После этого разговора Гунтер впервые начал понимать, что Германия покатилась под уклон. Не может быть счастливой страна, в которой ученым запрещают общение с коллегами только потому, что они живут в чужой стране и не являются поклонниками Фюрера…
Внешнее же величие страны росло и преумножалось. Месяц - перестала существовать Польша. Две недели - Голландия. Неделя - Норвегия. Сорок дней - Франция. Щелк-щелк, не страны, а лесные орешки. И праздники, торжества, феерии… Победы. Война.
Снова в мире установился стереотип при слове «немцы» - злобные личности в медвежьих шкурах, рогатых шлемах и с боевыми топорами. И поют «Хорста Весселя». Мрачная картинка…

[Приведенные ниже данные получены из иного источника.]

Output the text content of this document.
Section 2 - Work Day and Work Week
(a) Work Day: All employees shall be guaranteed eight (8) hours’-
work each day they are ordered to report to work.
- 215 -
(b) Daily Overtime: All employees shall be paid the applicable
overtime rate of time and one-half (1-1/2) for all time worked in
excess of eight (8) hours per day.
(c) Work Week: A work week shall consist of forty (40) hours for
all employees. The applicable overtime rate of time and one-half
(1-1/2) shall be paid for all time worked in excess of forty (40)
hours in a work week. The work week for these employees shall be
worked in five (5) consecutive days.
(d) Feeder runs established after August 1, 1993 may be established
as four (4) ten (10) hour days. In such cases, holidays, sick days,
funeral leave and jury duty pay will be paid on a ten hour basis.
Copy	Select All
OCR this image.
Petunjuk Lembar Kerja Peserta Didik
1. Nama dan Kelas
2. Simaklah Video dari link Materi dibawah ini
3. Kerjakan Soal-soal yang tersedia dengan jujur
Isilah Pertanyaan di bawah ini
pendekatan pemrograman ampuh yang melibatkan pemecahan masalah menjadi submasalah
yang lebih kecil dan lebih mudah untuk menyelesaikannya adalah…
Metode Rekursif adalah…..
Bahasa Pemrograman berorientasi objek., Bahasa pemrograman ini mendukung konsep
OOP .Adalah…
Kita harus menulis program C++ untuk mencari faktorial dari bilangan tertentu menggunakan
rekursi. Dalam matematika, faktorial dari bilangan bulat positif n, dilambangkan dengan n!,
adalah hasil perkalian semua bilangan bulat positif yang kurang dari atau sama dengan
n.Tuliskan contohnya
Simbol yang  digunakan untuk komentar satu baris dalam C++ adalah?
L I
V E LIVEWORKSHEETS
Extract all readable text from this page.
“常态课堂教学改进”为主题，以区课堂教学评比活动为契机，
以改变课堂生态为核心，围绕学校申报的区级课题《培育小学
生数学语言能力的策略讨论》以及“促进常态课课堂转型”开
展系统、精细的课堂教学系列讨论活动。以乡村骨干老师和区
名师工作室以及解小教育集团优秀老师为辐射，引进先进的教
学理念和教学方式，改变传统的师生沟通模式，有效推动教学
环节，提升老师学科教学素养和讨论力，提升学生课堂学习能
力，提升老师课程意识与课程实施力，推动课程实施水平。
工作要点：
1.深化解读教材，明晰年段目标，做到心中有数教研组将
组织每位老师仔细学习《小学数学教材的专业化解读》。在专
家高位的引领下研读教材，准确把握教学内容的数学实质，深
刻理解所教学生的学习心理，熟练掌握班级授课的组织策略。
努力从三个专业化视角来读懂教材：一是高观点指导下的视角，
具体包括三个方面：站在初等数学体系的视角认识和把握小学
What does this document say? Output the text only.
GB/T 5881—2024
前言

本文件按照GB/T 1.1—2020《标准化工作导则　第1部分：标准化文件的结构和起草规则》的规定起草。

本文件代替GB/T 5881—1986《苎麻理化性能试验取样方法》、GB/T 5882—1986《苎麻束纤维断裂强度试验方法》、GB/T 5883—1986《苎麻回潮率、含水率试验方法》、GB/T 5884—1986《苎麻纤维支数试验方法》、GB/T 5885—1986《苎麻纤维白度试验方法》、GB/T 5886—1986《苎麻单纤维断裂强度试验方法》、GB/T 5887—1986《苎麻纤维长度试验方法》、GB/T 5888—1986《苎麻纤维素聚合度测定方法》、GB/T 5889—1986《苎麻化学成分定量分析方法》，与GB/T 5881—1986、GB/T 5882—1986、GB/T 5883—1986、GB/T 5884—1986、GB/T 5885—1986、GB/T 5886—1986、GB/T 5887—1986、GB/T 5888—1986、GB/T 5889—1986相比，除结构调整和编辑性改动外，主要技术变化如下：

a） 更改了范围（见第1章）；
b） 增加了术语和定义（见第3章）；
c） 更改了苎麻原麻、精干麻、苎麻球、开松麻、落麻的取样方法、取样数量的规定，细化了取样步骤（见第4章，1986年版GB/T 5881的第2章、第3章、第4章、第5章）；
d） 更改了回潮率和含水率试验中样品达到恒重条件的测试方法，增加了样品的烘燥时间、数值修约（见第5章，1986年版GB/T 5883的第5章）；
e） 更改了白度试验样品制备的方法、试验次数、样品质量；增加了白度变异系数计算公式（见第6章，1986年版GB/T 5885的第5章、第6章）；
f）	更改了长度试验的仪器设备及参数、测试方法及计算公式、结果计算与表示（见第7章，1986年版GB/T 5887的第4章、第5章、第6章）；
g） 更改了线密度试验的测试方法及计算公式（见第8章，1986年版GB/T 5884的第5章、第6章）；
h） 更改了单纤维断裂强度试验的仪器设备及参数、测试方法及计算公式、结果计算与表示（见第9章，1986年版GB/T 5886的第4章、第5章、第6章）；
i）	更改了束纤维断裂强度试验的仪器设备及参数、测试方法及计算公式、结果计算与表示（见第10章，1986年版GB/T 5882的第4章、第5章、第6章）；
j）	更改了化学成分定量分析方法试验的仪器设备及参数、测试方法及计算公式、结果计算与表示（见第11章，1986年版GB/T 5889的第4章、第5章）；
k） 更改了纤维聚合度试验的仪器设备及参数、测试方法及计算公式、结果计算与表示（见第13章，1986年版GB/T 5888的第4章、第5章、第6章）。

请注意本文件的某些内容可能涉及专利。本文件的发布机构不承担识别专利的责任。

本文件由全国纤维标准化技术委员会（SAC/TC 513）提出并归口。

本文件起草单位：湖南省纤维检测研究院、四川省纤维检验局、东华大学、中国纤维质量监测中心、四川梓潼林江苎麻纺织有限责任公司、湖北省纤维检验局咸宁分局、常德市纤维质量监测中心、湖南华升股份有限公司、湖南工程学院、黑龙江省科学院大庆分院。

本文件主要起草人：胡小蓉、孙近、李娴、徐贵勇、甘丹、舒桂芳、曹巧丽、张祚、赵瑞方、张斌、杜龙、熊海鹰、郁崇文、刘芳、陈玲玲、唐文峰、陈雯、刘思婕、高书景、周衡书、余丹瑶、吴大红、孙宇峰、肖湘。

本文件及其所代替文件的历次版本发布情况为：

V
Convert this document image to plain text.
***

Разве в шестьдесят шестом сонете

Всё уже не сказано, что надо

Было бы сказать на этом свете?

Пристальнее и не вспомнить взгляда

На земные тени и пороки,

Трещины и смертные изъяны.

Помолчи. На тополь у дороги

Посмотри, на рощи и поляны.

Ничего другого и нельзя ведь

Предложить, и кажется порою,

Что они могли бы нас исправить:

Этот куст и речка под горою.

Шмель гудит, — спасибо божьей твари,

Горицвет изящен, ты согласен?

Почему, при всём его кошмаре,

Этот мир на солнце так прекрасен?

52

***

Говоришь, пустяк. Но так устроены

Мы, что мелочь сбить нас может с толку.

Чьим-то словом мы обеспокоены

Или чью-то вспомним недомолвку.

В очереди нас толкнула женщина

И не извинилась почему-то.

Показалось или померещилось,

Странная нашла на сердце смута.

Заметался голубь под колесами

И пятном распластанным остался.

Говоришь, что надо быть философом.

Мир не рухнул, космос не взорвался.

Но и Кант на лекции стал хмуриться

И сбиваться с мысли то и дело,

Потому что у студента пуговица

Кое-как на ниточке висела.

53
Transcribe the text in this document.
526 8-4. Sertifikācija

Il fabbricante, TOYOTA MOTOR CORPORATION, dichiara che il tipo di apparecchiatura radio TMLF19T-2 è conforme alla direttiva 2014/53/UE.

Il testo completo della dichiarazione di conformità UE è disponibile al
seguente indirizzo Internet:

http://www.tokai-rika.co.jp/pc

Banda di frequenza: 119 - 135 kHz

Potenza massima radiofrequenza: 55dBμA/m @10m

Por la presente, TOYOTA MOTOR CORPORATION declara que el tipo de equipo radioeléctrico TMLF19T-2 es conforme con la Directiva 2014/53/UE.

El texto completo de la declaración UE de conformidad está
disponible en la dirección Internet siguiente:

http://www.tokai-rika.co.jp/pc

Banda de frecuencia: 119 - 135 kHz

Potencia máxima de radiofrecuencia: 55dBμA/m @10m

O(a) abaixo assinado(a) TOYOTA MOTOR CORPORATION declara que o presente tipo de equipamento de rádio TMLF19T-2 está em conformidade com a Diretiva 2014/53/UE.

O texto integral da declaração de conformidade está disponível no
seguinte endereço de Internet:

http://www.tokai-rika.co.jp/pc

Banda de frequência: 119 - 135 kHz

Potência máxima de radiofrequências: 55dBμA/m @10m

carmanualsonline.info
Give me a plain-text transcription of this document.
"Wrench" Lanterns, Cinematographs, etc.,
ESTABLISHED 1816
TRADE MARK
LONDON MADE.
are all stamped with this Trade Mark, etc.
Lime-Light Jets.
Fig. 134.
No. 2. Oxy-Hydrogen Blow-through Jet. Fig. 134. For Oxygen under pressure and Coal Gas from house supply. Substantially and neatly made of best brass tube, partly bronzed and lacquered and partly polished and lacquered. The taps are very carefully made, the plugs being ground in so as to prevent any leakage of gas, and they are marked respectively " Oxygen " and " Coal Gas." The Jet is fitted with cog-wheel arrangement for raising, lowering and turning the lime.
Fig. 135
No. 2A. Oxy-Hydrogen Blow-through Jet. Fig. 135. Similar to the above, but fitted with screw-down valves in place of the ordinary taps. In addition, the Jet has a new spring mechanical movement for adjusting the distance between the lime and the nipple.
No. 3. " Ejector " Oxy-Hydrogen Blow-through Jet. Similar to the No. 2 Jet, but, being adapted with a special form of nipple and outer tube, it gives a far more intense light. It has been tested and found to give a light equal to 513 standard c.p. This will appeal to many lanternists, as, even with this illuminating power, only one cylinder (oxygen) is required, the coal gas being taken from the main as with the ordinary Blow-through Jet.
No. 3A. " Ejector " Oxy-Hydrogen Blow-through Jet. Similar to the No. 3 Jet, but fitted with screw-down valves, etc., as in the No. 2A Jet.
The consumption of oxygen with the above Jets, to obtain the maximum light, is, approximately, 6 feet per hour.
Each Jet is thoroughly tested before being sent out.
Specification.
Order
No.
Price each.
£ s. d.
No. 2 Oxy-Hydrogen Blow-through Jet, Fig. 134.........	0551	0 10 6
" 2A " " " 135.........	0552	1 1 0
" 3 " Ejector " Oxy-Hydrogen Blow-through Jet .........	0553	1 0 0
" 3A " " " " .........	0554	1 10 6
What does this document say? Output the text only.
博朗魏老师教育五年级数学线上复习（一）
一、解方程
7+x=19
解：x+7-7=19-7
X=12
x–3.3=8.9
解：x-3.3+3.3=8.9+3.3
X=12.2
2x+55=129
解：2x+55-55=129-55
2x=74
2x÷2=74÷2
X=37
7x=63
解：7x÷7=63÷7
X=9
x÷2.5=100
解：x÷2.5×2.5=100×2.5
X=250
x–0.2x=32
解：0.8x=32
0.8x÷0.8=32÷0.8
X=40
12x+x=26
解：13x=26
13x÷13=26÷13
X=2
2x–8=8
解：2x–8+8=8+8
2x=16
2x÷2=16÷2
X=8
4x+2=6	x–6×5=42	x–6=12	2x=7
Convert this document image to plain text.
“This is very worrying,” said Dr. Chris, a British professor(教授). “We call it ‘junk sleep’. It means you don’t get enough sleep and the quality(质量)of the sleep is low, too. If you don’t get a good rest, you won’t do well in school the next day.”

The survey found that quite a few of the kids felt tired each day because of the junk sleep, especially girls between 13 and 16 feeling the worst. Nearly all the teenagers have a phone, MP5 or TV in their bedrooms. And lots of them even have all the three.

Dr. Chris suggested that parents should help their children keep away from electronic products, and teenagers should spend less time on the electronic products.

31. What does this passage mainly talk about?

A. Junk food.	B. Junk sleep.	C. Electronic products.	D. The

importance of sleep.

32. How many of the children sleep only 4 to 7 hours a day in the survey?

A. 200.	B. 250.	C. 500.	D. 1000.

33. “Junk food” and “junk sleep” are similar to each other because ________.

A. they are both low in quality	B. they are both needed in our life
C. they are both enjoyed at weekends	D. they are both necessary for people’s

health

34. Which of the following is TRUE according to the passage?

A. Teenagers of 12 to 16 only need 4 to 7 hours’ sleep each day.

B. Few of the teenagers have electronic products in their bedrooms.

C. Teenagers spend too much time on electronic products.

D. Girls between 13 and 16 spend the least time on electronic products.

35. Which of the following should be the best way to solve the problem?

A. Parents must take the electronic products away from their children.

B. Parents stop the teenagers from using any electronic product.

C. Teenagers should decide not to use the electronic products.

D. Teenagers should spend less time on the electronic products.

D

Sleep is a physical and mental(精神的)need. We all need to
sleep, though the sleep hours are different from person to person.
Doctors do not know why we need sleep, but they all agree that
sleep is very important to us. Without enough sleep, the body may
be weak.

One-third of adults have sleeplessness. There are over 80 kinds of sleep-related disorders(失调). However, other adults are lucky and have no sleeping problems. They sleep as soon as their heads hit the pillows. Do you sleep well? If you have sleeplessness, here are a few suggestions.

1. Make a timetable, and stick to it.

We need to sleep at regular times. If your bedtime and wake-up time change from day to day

Гунтер позднее начал все чаще замечать вещи, названные отцом «грубой реальностью кулис», но по привычке относил закрытие еврейских магазинов, высылку за границу писателей или патологическую нелюбовь партии к Церкви обычными недоразумениями или же самовольными действиями мелких руководителей. Но едва лишь двигатель семьдесят седьмой машины начинал утробно фыркать, а рука ложилась на штурвал - все несуразности моментально забывались. Он же воюет против настоящих врагов, у них такое же оружие, а думать, зачем и почему поляки, французы или голландцы стали теперь врагами, времени не оставалось. Пусть эти трудности разрешают политики. Армия должна выполнять приказ и оставаться вне берлинских дрязг и идеологических перлов. Рейхсвер всегда был вне политики. Поэтому-то, кстати, Гунтер отклонил однажды предложение вступить в НСДАП - что он забыл в партии? Никаких репрессий, впрочем, не последовало - чиновник, наведавшийся в первую эскадру, отнесся к решению Гунтера и многих других офицеров с пониманием.